Ground Broken on Expansion to Seattle's Washington State Convention Center


Rendering of the expansion of the Washington State Convention Center in Seattle

Ground was broken this afternoon on a long-awaited expansion to Seattle's Washington State Convention Center. New names have been announced for the facility's two buildings: The existing facility will be called Arch, referring to the sky bridge and canopy arch on Pike Street between Seventh Avenue and Eighth Avenue, and the new building, to open in 2022, will be called Summit, referencing Seattle's geography and a dramatic staircase that is part of the design.

Visit Seattle, the city's convention and visitors bureau, has underscored the need for the new space. In the past five years, according to the CVB, more than 350 event proposals had to be declined because of space or timing restrictions at the existing center, at a cost of more than $2.13 billion in potential economic benefit. When finished, the city hopes the Summit building will bring more than 400,000 new conventioneers to the city each year, generating more than $19 million in tax revenue.

"The WSCC's Summit building is one of the largest public capital projects in downtown Seattle's history and creates new opportunities to generate more economic impact for the region," said Jeff Blosser, president and CEO of the WSCC. "This additional facility is a game changer for our ability to give meeting planners additional dates and space with the opportunity to book their events in Seattle. We look forward to the opening in 2022."

The project also aims to make the neighborhoods around the WSCC more welcoming.
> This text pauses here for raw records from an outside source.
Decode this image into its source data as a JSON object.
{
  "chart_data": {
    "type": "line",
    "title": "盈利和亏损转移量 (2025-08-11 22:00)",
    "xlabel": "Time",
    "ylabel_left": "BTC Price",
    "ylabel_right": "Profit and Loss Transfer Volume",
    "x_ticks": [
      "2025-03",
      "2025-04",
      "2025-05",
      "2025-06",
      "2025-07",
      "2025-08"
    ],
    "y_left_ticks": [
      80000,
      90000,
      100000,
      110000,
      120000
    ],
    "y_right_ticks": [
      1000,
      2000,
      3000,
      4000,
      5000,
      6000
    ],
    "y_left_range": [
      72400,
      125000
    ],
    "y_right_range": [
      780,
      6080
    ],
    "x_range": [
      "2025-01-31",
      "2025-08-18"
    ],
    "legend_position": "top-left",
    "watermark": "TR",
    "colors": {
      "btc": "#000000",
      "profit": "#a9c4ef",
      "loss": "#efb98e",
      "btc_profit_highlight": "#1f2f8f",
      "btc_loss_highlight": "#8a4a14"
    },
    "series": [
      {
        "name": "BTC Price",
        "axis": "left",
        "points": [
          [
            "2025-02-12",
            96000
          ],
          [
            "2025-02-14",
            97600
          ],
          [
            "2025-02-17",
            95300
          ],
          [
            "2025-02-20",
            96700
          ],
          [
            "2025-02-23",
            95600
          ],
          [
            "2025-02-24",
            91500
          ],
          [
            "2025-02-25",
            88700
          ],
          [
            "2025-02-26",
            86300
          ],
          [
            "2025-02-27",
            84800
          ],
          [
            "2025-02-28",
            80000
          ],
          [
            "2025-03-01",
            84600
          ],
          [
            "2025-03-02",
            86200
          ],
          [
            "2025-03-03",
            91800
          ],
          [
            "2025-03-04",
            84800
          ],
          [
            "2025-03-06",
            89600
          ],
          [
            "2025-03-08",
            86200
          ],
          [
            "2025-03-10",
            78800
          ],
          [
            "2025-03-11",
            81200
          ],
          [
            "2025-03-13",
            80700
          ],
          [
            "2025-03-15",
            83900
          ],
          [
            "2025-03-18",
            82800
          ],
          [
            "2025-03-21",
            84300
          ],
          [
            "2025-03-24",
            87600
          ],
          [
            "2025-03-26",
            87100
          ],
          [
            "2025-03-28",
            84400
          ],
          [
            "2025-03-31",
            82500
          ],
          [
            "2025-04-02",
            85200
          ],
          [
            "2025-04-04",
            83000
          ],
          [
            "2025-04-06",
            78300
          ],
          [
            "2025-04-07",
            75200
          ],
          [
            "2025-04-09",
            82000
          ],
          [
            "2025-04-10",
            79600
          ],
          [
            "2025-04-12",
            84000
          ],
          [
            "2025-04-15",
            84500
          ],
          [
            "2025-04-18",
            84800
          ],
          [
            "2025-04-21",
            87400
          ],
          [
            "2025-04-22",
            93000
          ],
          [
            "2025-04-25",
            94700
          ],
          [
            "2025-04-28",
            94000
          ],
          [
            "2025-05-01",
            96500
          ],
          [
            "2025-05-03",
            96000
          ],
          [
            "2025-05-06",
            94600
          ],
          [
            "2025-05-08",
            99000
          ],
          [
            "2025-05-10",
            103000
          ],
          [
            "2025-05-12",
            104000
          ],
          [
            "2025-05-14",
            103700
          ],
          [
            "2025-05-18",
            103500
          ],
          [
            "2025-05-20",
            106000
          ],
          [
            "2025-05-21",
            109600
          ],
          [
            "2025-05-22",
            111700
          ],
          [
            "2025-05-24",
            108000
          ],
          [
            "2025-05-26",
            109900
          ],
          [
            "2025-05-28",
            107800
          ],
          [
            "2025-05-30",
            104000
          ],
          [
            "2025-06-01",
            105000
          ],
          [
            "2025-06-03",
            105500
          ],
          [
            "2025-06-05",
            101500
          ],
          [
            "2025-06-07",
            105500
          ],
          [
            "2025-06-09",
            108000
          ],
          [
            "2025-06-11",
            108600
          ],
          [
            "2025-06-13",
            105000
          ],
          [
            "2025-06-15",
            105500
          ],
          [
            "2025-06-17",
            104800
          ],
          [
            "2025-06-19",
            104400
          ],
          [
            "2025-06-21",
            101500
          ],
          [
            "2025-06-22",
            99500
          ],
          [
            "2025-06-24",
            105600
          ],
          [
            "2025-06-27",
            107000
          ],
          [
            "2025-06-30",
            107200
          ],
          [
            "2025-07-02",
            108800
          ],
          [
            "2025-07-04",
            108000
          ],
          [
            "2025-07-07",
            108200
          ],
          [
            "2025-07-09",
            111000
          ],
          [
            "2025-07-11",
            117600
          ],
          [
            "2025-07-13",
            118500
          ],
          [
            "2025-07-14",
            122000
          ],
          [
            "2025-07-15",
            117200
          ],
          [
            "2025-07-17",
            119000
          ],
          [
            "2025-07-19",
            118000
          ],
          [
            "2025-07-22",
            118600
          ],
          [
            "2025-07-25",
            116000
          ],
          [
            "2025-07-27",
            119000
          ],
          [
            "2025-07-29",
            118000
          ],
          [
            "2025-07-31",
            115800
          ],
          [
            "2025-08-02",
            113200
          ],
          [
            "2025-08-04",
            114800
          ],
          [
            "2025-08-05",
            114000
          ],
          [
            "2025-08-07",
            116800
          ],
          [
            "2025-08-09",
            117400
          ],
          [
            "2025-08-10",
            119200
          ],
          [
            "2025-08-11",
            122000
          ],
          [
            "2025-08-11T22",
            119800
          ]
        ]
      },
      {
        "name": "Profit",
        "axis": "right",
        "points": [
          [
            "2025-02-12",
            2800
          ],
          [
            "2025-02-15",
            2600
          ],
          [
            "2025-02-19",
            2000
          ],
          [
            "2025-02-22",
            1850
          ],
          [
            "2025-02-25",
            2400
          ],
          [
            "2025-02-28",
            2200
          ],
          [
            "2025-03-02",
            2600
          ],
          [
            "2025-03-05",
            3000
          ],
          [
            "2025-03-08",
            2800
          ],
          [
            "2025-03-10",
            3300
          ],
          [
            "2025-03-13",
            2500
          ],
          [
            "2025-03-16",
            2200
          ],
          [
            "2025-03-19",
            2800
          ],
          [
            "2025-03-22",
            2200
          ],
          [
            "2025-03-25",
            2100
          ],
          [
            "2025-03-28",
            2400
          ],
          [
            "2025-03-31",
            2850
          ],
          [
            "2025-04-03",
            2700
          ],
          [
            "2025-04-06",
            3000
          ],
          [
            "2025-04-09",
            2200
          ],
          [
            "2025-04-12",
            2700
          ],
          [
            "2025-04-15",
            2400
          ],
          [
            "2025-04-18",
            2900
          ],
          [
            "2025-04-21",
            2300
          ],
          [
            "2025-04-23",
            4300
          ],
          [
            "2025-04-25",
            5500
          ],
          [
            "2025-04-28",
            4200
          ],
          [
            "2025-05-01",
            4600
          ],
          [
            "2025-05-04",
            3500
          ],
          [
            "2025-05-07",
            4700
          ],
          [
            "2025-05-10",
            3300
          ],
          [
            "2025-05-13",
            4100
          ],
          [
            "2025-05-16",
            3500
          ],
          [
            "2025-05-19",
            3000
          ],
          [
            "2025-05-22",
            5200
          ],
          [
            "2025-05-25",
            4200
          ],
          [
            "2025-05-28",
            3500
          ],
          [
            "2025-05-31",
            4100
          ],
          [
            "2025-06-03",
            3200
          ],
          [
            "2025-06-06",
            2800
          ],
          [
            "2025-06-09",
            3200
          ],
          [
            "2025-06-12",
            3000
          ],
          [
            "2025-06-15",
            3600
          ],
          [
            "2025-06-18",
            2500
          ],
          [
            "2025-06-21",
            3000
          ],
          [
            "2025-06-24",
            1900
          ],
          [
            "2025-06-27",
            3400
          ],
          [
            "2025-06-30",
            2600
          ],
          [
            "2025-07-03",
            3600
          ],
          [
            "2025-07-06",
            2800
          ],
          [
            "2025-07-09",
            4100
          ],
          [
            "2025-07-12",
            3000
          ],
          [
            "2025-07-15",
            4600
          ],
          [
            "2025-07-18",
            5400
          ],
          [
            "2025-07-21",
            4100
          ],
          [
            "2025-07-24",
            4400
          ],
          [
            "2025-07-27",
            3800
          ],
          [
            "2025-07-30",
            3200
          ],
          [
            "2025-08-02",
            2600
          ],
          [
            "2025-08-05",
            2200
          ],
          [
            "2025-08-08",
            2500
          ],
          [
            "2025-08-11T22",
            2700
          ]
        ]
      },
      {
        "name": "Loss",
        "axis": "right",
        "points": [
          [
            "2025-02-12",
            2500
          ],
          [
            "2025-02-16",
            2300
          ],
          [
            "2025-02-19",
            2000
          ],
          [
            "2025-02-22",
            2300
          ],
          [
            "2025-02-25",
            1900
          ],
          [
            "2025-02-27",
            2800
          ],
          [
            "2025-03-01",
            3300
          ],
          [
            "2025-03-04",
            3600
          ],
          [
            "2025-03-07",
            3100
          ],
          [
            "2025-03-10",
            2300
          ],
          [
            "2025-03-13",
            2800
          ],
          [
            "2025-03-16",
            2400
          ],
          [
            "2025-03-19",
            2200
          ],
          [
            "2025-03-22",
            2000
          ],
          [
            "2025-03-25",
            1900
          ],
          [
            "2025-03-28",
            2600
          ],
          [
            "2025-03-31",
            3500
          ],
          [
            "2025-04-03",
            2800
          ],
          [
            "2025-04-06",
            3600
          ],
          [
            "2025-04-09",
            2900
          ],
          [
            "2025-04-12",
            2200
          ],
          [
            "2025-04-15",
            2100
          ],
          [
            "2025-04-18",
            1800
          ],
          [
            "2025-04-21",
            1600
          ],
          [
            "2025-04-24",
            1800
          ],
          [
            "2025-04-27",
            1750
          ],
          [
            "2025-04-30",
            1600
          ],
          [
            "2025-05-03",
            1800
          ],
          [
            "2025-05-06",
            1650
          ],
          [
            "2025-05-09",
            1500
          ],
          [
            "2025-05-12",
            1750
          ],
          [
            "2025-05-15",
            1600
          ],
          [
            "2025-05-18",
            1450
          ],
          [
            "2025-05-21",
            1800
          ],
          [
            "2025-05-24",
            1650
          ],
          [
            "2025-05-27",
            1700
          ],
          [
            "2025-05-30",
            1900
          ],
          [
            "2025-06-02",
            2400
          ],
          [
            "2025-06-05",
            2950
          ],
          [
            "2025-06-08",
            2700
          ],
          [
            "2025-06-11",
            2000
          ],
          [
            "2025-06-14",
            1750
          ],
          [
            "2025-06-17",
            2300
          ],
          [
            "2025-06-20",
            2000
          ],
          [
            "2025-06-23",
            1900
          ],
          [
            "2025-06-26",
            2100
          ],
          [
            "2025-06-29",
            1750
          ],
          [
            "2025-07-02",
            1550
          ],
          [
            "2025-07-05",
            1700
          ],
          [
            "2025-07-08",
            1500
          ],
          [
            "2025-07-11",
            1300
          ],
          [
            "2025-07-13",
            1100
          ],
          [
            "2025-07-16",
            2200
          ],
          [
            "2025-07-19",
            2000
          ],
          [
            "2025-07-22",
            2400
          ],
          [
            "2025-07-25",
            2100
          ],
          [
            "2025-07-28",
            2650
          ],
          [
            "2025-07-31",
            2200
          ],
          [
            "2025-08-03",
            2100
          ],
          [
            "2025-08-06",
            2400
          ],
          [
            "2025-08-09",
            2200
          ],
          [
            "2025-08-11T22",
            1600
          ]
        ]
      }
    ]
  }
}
More than $90 million will be used to improve pedestrian and transit infrastructure, refurbish open spaces and create affordable housing opportunities in the Capitol Hill, South Lake Union, Denny Triangle, and Pike and Pine areas.

"Meetings mean business in Washington, and our convention center's Arch and Summit buildings are an economic catalyst for Seattle, as we now have the ability to fulfill excess demand for meeting space in our city," said Visit Seattle president and CEO Tom Norwalk. "Thoughtfully designed and centered in the heart of our downtown, both buildings will provide an atmosphere that fosters future innovation and connections."
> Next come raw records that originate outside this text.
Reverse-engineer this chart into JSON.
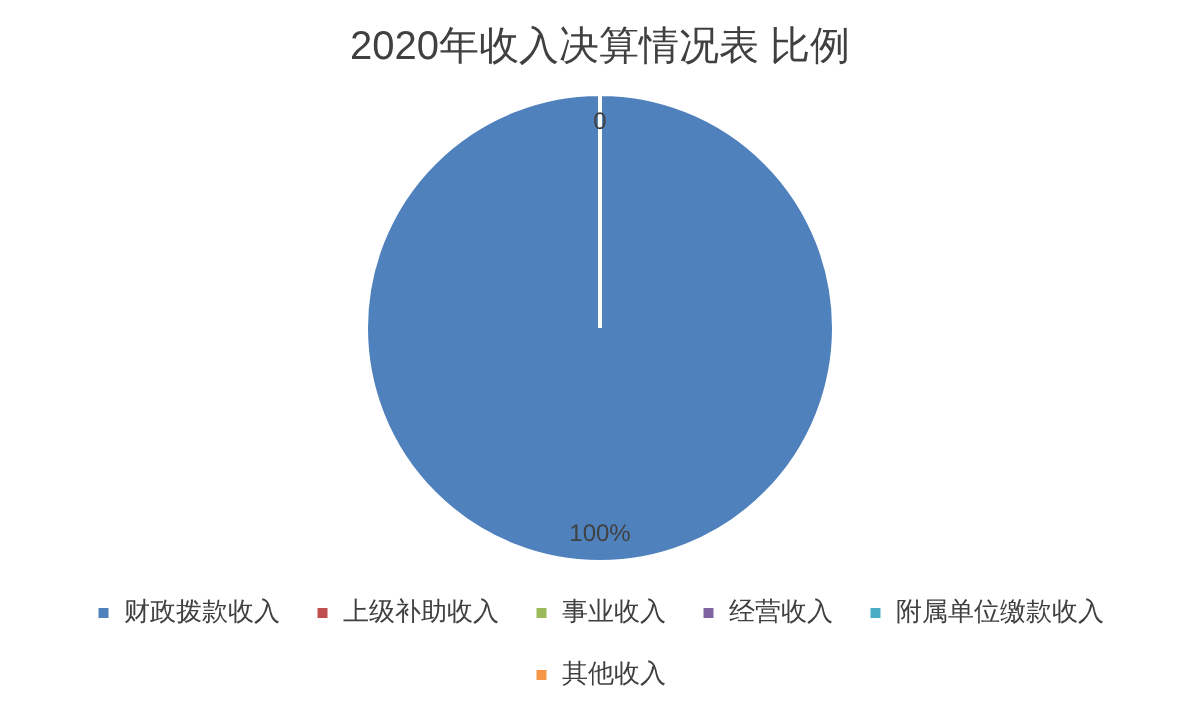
{
  "chart_data": {
    "type": "pie",
    "title": "2020年收入决算情况表 比例",
    "categories": [
      "财政拨款收入",
      "上级补助收入",
      "事业收入",
      "经营收入",
      "附属单位缴款收入",
      "其他收入"
    ],
    "values": [
      100,
      0,
      0,
      0,
      0,
      0
    ],
    "colors": [
      "#4f81bd",
      "#c0504d",
      "#9bbb59",
      "#8064a2",
      "#4bacc6",
      "#f79646"
    ],
    "value_labels": [
      "100%",
      "0",
      null,
      null,
      null,
      null
    ],
    "legend": "bottom"
  }
}
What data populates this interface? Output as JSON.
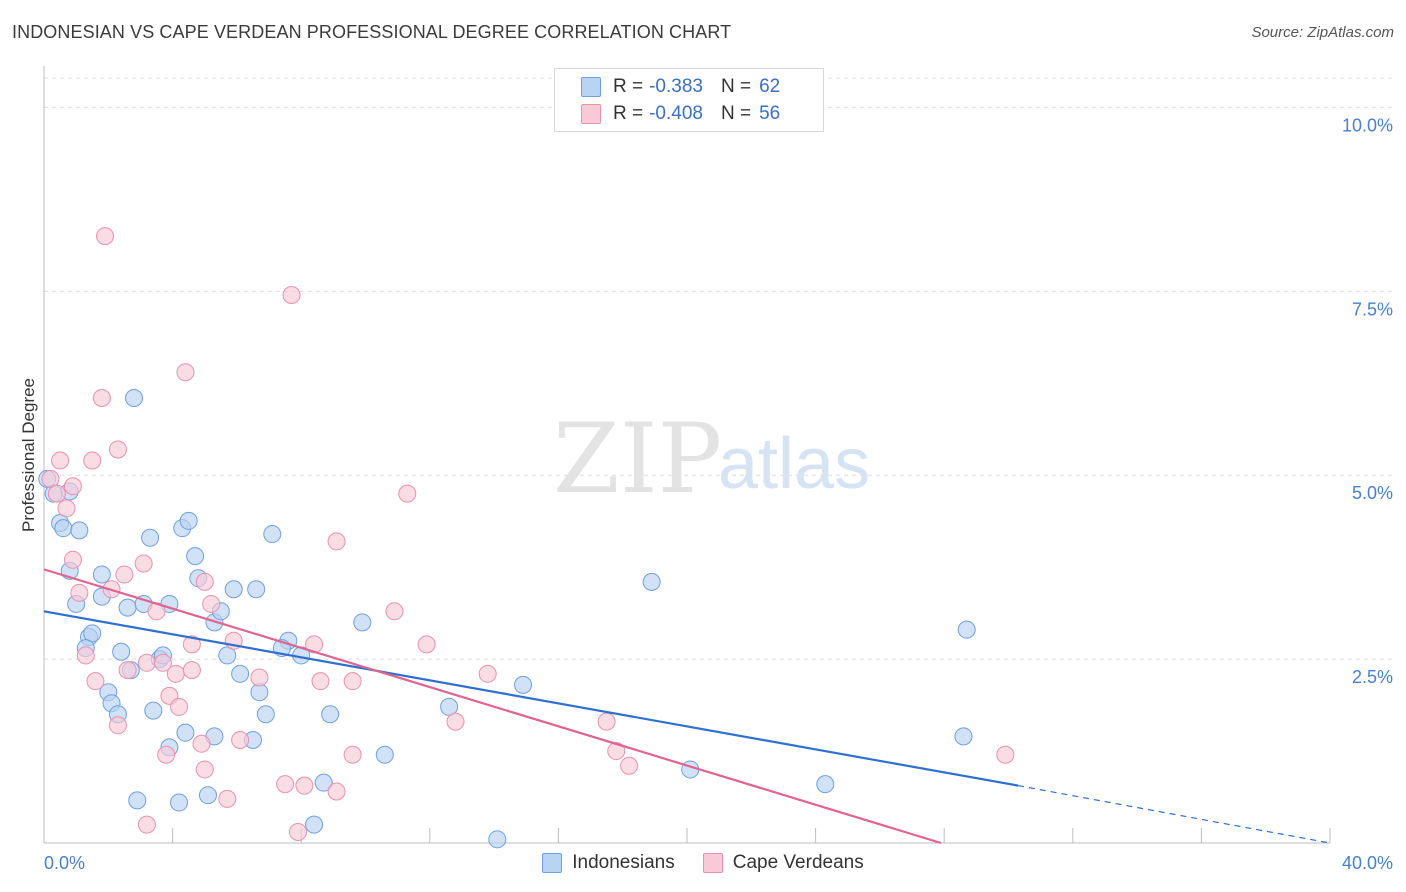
{
  "title": "INDONESIAN VS CAPE VERDEAN PROFESSIONAL DEGREE CORRELATION CHART",
  "source": "Source: ZipAtlas.com",
  "watermark": {
    "zip": "ZIP",
    "atlas": "atlas"
  },
  "legend": {
    "r_label": "R =",
    "n_label": "N =",
    "rows": [
      {
        "name": "Indonesians",
        "r": "-0.383",
        "n": "62",
        "fill": "#b9d3f3",
        "stroke": "#6f9fe0"
      },
      {
        "name": "Cape Verdeans",
        "r": "-0.408",
        "n": "56",
        "fill": "#f8c9d7",
        "stroke": "#e891ae"
      }
    ]
  },
  "chart_data": {
    "type": "scatter",
    "title": "INDONESIAN VS CAPE VERDEAN PROFESSIONAL DEGREE CORRELATION CHART",
    "xlabel": "",
    "ylabel": "Professional Degree",
    "xlim": [
      0,
      40
    ],
    "ylim": [
      0,
      10.4
    ],
    "x_tick_labels": [
      "0.0%",
      "40.0%"
    ],
    "y_ticks": [
      2.5,
      5.0,
      7.5,
      10.0
    ],
    "y_tick_labels": [
      "2.5%",
      "5.0%",
      "7.5%",
      "10.0%"
    ],
    "grid": true,
    "series": [
      {
        "name": "Indonesians",
        "color": "#6f9fe0",
        "fill": "#b9d3f3",
        "trend": {
          "x0": 0,
          "y0": 3.15,
          "x1": 30.3,
          "y1": 0.78,
          "dash_to_x": 40,
          "dash_to_y": 0.0
        },
        "points": [
          [
            0.1,
            4.95
          ],
          [
            0.3,
            4.75
          ],
          [
            0.8,
            4.78
          ],
          [
            0.5,
            4.35
          ],
          [
            0.6,
            4.28
          ],
          [
            1.1,
            4.25
          ],
          [
            2.8,
            6.05
          ],
          [
            3.3,
            4.15
          ],
          [
            4.3,
            4.28
          ],
          [
            4.5,
            4.38
          ],
          [
            4.7,
            3.9
          ],
          [
            7.1,
            4.2
          ],
          [
            0.8,
            3.7
          ],
          [
            1.8,
            3.65
          ],
          [
            4.8,
            3.6
          ],
          [
            5.9,
            3.45
          ],
          [
            6.6,
            3.45
          ],
          [
            1.0,
            3.25
          ],
          [
            1.8,
            3.35
          ],
          [
            2.6,
            3.2
          ],
          [
            3.1,
            3.25
          ],
          [
            3.9,
            3.25
          ],
          [
            5.3,
            3.0
          ],
          [
            5.5,
            3.15
          ],
          [
            9.9,
            3.0
          ],
          [
            18.9,
            3.55
          ],
          [
            28.7,
            2.9
          ],
          [
            1.4,
            2.8
          ],
          [
            1.5,
            2.85
          ],
          [
            1.3,
            2.65
          ],
          [
            2.4,
            2.6
          ],
          [
            3.6,
            2.5
          ],
          [
            3.7,
            2.55
          ],
          [
            5.7,
            2.55
          ],
          [
            7.6,
            2.75
          ],
          [
            7.4,
            2.65
          ],
          [
            8.0,
            2.55
          ],
          [
            2.7,
            2.35
          ],
          [
            6.1,
            2.3
          ],
          [
            6.7,
            2.05
          ],
          [
            14.9,
            2.15
          ],
          [
            2.0,
            2.05
          ],
          [
            2.1,
            1.9
          ],
          [
            2.3,
            1.75
          ],
          [
            3.4,
            1.8
          ],
          [
            6.9,
            1.75
          ],
          [
            8.9,
            1.75
          ],
          [
            12.6,
            1.85
          ],
          [
            4.4,
            1.5
          ],
          [
            5.3,
            1.45
          ],
          [
            6.5,
            1.4
          ],
          [
            28.6,
            1.45
          ],
          [
            3.9,
            1.3
          ],
          [
            10.6,
            1.2
          ],
          [
            20.1,
            1.0
          ],
          [
            24.3,
            0.8
          ],
          [
            8.7,
            0.82
          ],
          [
            2.9,
            0.58
          ],
          [
            4.2,
            0.55
          ],
          [
            5.1,
            0.65
          ],
          [
            8.4,
            0.25
          ],
          [
            14.1,
            0.05
          ]
        ]
      },
      {
        "name": "Cape Verdeans",
        "color": "#e891ae",
        "fill": "#f8c9d7",
        "trend": {
          "x0": 0,
          "y0": 3.72,
          "x1": 27.9,
          "y1": 0.0
        },
        "points": [
          [
            1.9,
            8.25
          ],
          [
            7.7,
            7.45
          ],
          [
            4.4,
            6.4
          ],
          [
            1.8,
            6.05
          ],
          [
            2.3,
            5.35
          ],
          [
            0.5,
            5.2
          ],
          [
            1.5,
            5.2
          ],
          [
            0.2,
            4.95
          ],
          [
            0.9,
            4.85
          ],
          [
            0.4,
            4.75
          ],
          [
            0.7,
            4.55
          ],
          [
            11.3,
            4.75
          ],
          [
            9.1,
            4.1
          ],
          [
            0.9,
            3.85
          ],
          [
            3.1,
            3.8
          ],
          [
            2.5,
            3.65
          ],
          [
            5.0,
            3.55
          ],
          [
            1.1,
            3.4
          ],
          [
            2.1,
            3.45
          ],
          [
            3.5,
            3.15
          ],
          [
            5.2,
            3.25
          ],
          [
            10.9,
            3.15
          ],
          [
            5.9,
            2.75
          ],
          [
            4.6,
            2.7
          ],
          [
            8.4,
            2.7
          ],
          [
            11.9,
            2.7
          ],
          [
            1.3,
            2.55
          ],
          [
            3.2,
            2.45
          ],
          [
            3.7,
            2.45
          ],
          [
            2.6,
            2.35
          ],
          [
            4.1,
            2.3
          ],
          [
            4.6,
            2.35
          ],
          [
            6.7,
            2.25
          ],
          [
            9.6,
            2.2
          ],
          [
            13.8,
            2.3
          ],
          [
            1.6,
            2.2
          ],
          [
            8.6,
            2.2
          ],
          [
            3.9,
            2.0
          ],
          [
            4.2,
            1.85
          ],
          [
            17.5,
            1.65
          ],
          [
            12.8,
            1.65
          ],
          [
            2.3,
            1.6
          ],
          [
            4.9,
            1.35
          ],
          [
            6.1,
            1.4
          ],
          [
            9.6,
            1.2
          ],
          [
            17.8,
            1.25
          ],
          [
            29.9,
            1.2
          ],
          [
            3.8,
            1.2
          ],
          [
            5.0,
            1.0
          ],
          [
            18.2,
            1.05
          ],
          [
            7.5,
            0.8
          ],
          [
            8.1,
            0.78
          ],
          [
            9.1,
            0.7
          ],
          [
            5.7,
            0.6
          ],
          [
            3.2,
            0.25
          ],
          [
            7.9,
            0.15
          ]
        ]
      }
    ]
  }
}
The project is being funded without levying any new city, county or state taxes; instead, a bond was issued to finance the project with existing hotel-occupancy taxes. The city is aiming for LEED certification for the new building.

The CVB also noted that Seattle's hotel inventory will soon grow by 20 percent, with eight new properties on the way that will add almost 2,500 additional rooms, bringing the downtown room count to 14,343.